I met a bloke from wires last yr and he said that RBB that have a brown nose seem ti be more flighty and have put him in his place and made I'm look stupid on various occasions but normal black nose he recons far more docile.... Room for thought here... And yes we on central coast..., tho a RBB at work last week and he was all black and he was in real bad mood as when we 1st see him he had a frog by its back leg but frog got away.... So we flattened our he'd and showed off abut before going back in the scrub.... Got pic but I'm on me phone at the mo and I'm not smart enough to do it lol ha ha


----------



## dragonlover1 (Dec 15, 2012)

CaptainRatbag said:


> sent from my computer using a keyboard and 2 fingers....
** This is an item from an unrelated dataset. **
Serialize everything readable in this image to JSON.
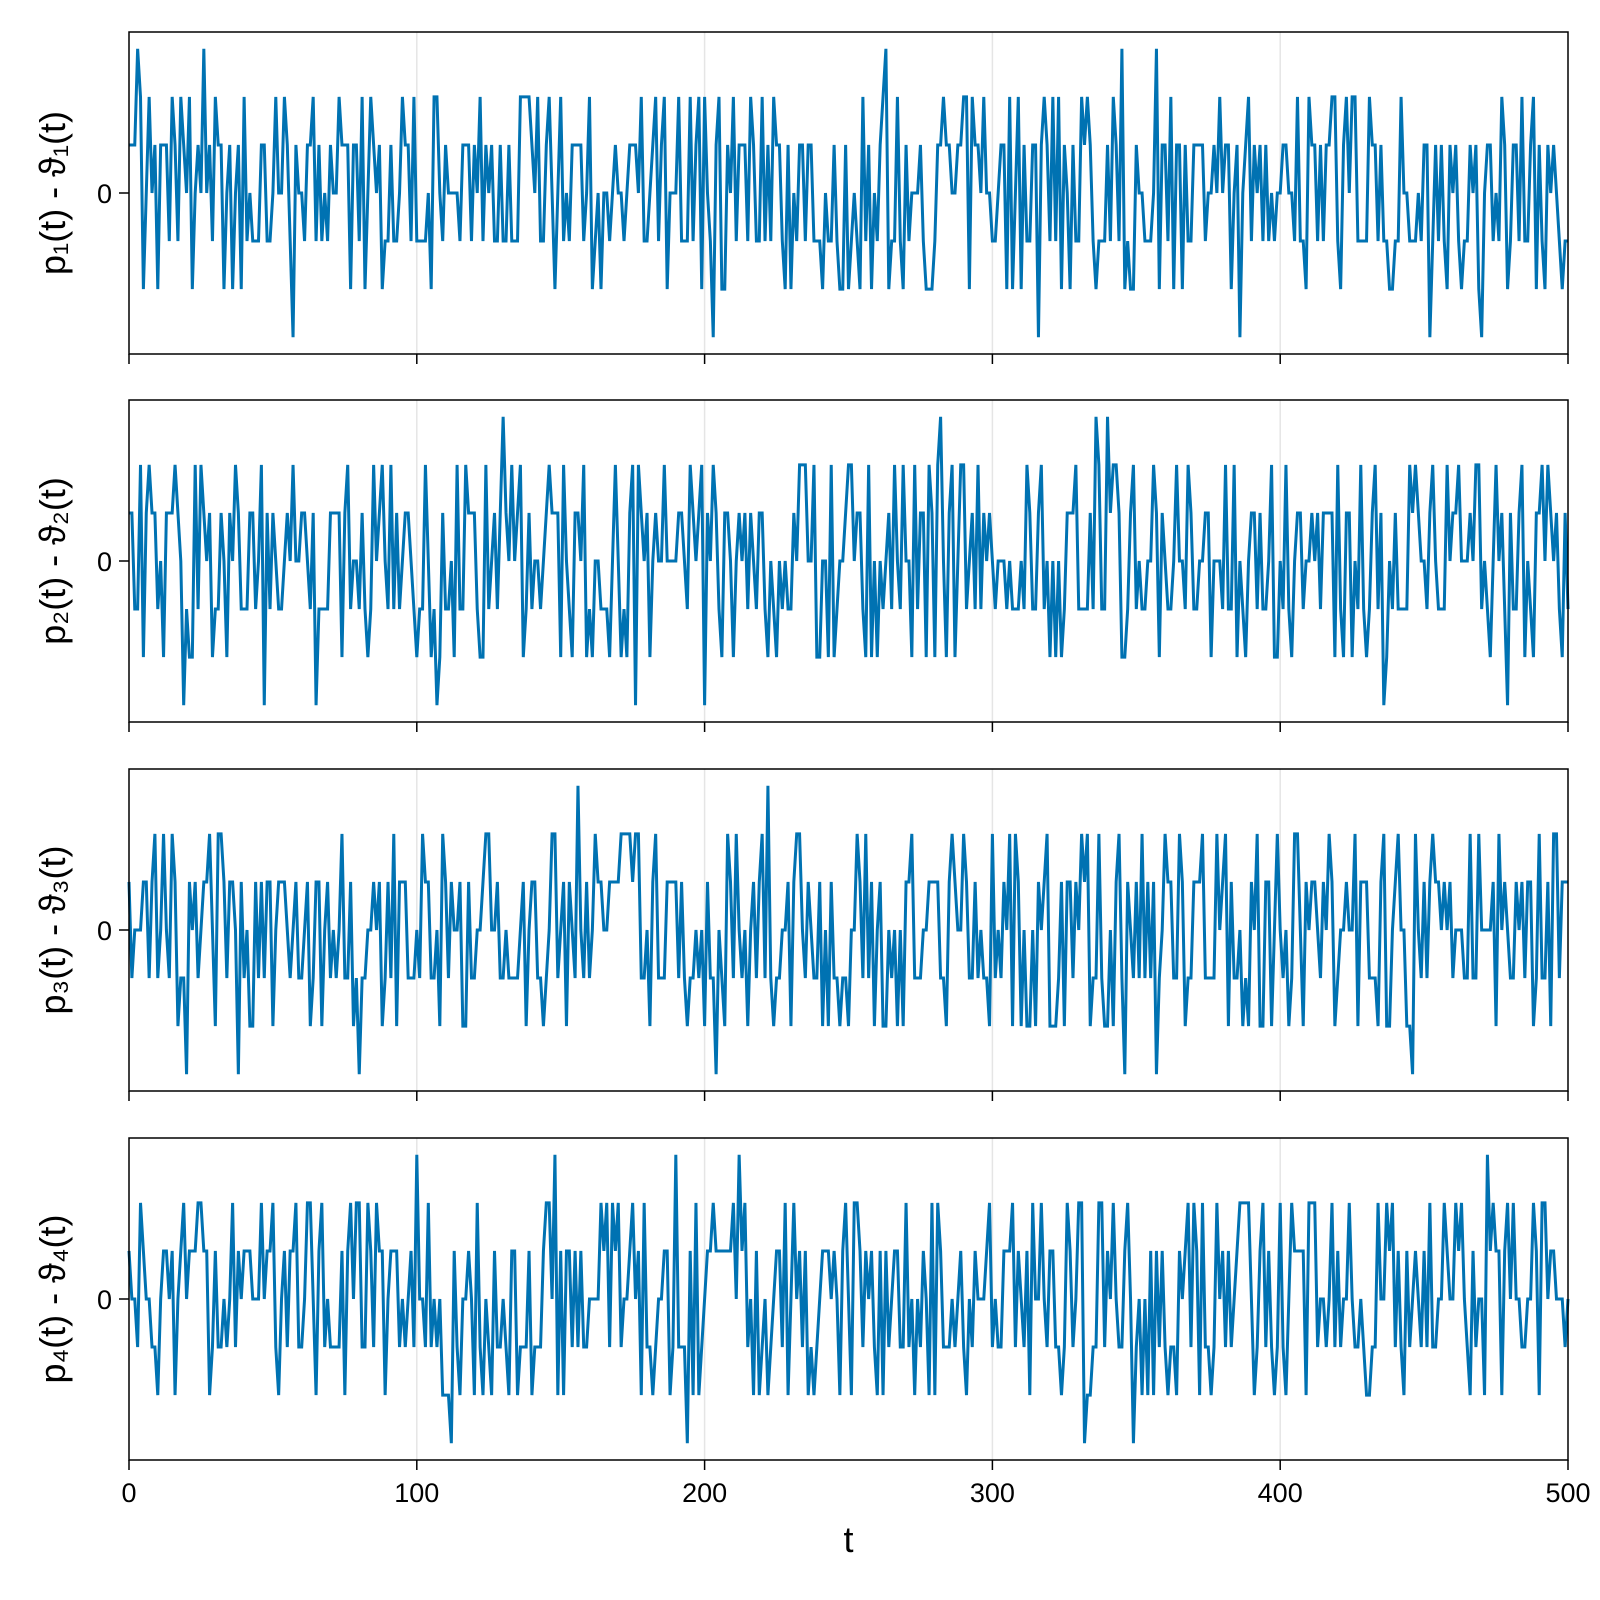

haha love that bit ratbag,what is it with these fools who have to tell us they sent it from their phone? are they bragging ?


----------



## The_Geeza (Dec 15, 2012)

CaptainRatbag said:


> sent from my computer using a keyboard and 2 fingers....


U wally i bet u been waiting ages for the right thread to throw that 1 on....got laugh tho..........outa 10?...9/10 u win lol


----------



## RedFox (Dec 15, 2012)

Majority of my time I use my phone on this site, hence the numerous stupid autocorrects and typos. I didn't download tapa talk for the reason it always says sent from my phone... It is bad enough on emails where I can't get rid of that stupid message. It is so frustrating.


----------



## Bushman (Dec 15, 2012)

cement said:


> the brown on the nose isnt just a Qld thing


Quite right. The tip of the snout is often light brown in this species. This feature is not restricted to Queensland specimens, although the extent of the brown on the snout does seem to extend further up the face in many QLD animals.


----------



## CaptainRatbag (Dec 15, 2012)

Bushman said:


> Quite right. The tip of the snout is often light brown in this species. This feature is not restricted to Queensland specimens, although the extent of the brown on the snout does seem to extend further up the face in many QLD animals.



Thats true for politicians..... what about the snakes?


----------



## mcbuggsy (Dec 15, 2012)

I also have been subject to a speeding ticket whilst on my way to rescue a RBB out of somebodys house. The call for the rescue came from the same Police Station as the officer who booked me. No amount of talking would get me out of it though....It was a minor speeding offence too...not happy .................ha ha ha


----------



## cement (Dec 15, 2012)

They are one of my favourite elapids, and yes on a 36deg day when they are at full hunting temp, they can be a handful without a hook.
Don't try this at home kiddies 

Brown or black nose will make no difference to their demeanors, but temperature will.


----------



## imported_Varanus (Dec 15, 2012)

Some nice snakes there everyone, thanks for sharing!


----------